Today I repaired the fuel pump on my '52 Chevy. I had replaced the pump once before and this replacement failed in the same way. A fuel pump on an old car is simple - it has a plunger and two one-way valves. When the plunger goes one way, it pulls fuel from the tank through the first valve. When it goes the other way, it pushes fuel into the carburetor through the second valve. The plunger is operated by an arm that sits against a lobe on the camshaft, so it is constantly pumping while the engine turns. When the carburetor is full enough, it simply plugs its fuel intake so no more fuel comes through. The fuel pump plunger is flexible enough to tolerate pumping to nowhere.

This pump originally used rubber washers for the valves. Above the washer is a metal "umbrella" which holds a spring that presses the rubber washer down against the valve's openings. The failure mode here is that the spring still works, and still presses the rubber down, but the rubber is no longer flat. It is curled up at the edges, letting fuel through in the wrong direction. If the umbrella was removable, it might be possible to repair the valve, maybe just by flipping the washer over. But, no.
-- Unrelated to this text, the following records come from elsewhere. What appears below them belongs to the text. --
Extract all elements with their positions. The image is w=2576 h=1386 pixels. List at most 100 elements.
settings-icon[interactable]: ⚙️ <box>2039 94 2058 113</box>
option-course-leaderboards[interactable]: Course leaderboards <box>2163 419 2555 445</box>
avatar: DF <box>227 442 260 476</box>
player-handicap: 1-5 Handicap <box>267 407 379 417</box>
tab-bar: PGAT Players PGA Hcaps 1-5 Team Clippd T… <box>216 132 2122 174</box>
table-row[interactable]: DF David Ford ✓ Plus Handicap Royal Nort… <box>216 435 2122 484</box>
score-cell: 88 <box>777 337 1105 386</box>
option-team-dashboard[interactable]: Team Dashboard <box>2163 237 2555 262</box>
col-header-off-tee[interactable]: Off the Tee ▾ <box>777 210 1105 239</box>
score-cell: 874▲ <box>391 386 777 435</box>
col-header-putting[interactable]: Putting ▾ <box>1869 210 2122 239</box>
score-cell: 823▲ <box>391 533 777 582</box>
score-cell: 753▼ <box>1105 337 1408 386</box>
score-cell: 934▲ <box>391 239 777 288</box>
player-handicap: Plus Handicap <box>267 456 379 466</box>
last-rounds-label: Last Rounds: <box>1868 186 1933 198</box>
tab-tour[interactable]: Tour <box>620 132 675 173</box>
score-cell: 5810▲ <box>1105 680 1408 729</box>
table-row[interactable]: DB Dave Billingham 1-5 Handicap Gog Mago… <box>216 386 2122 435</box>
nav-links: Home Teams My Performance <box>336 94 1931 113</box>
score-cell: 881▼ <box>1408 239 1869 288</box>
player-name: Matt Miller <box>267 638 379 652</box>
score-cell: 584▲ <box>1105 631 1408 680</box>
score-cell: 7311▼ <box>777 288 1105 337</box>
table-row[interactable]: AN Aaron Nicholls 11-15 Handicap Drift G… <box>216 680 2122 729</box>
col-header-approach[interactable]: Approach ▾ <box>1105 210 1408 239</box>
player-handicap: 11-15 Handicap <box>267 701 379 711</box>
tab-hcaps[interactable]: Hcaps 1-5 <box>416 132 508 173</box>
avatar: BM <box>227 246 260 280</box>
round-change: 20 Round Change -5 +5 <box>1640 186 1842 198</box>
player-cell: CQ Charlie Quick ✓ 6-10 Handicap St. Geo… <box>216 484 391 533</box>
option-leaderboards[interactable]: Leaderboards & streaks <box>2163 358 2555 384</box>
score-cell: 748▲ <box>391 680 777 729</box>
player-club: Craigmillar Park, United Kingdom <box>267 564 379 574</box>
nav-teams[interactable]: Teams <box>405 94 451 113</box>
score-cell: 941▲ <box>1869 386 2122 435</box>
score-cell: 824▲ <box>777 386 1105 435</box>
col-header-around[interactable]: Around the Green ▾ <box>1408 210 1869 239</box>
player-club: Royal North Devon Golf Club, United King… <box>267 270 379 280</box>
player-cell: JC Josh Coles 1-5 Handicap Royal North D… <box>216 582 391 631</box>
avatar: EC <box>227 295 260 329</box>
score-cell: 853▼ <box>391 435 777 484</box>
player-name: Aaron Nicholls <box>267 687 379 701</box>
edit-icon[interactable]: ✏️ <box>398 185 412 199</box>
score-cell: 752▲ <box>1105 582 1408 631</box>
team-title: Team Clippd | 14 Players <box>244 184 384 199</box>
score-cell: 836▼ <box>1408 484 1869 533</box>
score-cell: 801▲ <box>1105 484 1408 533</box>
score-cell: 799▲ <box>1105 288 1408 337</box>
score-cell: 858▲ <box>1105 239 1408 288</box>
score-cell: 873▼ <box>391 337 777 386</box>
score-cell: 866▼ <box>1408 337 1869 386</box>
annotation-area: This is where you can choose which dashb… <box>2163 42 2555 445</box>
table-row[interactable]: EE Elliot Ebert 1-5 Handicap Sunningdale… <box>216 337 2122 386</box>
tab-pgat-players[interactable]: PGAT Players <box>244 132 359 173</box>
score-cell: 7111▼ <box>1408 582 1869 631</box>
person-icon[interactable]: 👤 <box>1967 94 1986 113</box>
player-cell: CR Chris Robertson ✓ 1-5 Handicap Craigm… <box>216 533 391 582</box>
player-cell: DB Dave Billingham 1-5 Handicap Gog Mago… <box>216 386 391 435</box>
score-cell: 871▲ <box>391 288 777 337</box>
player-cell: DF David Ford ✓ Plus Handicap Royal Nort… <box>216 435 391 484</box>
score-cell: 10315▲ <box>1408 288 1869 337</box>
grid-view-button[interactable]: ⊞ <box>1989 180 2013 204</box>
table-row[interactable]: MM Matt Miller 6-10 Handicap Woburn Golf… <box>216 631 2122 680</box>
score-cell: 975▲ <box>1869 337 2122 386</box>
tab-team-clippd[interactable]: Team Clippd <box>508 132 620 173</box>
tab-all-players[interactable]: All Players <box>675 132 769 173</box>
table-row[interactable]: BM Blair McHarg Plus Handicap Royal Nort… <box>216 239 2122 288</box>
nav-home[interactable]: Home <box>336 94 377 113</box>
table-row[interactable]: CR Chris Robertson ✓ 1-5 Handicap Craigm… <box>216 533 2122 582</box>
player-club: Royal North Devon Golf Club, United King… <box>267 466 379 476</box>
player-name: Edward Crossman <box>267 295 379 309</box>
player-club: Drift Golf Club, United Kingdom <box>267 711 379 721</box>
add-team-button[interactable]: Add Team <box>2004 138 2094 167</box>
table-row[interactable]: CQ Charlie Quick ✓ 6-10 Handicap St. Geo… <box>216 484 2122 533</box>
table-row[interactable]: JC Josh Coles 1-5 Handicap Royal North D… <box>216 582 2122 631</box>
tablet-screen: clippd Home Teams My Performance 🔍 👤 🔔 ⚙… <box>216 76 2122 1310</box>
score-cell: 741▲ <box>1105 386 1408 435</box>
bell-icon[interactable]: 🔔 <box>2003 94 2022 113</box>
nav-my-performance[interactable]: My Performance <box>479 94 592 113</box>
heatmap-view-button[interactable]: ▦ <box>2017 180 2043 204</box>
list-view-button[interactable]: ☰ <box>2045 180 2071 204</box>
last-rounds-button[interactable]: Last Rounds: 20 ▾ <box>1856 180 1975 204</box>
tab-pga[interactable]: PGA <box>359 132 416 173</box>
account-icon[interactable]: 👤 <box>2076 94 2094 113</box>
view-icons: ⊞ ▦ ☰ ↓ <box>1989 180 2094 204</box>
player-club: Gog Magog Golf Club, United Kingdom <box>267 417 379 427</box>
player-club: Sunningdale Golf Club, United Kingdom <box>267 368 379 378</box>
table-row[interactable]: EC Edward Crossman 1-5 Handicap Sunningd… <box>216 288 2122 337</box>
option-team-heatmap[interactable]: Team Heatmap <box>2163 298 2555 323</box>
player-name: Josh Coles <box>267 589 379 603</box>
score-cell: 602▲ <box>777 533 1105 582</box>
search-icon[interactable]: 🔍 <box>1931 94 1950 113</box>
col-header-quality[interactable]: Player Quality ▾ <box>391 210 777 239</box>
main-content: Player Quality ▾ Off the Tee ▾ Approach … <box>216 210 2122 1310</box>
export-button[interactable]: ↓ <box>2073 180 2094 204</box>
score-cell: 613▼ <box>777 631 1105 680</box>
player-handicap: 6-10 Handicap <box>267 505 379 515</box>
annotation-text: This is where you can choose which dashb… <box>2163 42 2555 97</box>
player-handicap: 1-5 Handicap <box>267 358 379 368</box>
This pump would still work well enough, when primed, for the car to run. But if the car would sit for a few days, the fuel would drain back through the pump the wrong way and into the tank. Once there was no fuel remaining in the pump, the car would not start because the pump could not pump air to prime itself.

I had planned to make ball valves (a ball held against a seat with a spring) but there was not sufficient clearance above the plunger to switch to this kind of valve. I needed something flat so I settled on a reed valve. The design is very simple. The body of the valve is a 0.2 inch thick piece of 1 inch diameter brass with one face carefully turned flat. The reed is a piece of 0.005 inch thick brass shim stock. After much practice I was able to cut out the reeds without distortion using sharp scissors. I filed very slight chamfers on all edges of the reeds, and then soldered them at one end to the valve body using a propane torch. It took care to not solder the entire valve shut (one of them took two tries.) The old valves were pressed in, so I only had to measure the seat and make mine the measured diameter plus about 0.002 inches so they would press into place. I used brass because I figure gasoline contains enough absorbed water to rust steel reeds. Being able to solder it easily was a nice bonus, though.

Upon reinstalling the pump dry, it pulled fuel from the tank and primed itself in about three strokes, and filled the carburetor to allow the car to start in about ten. I think the problem will stayed fixed this time.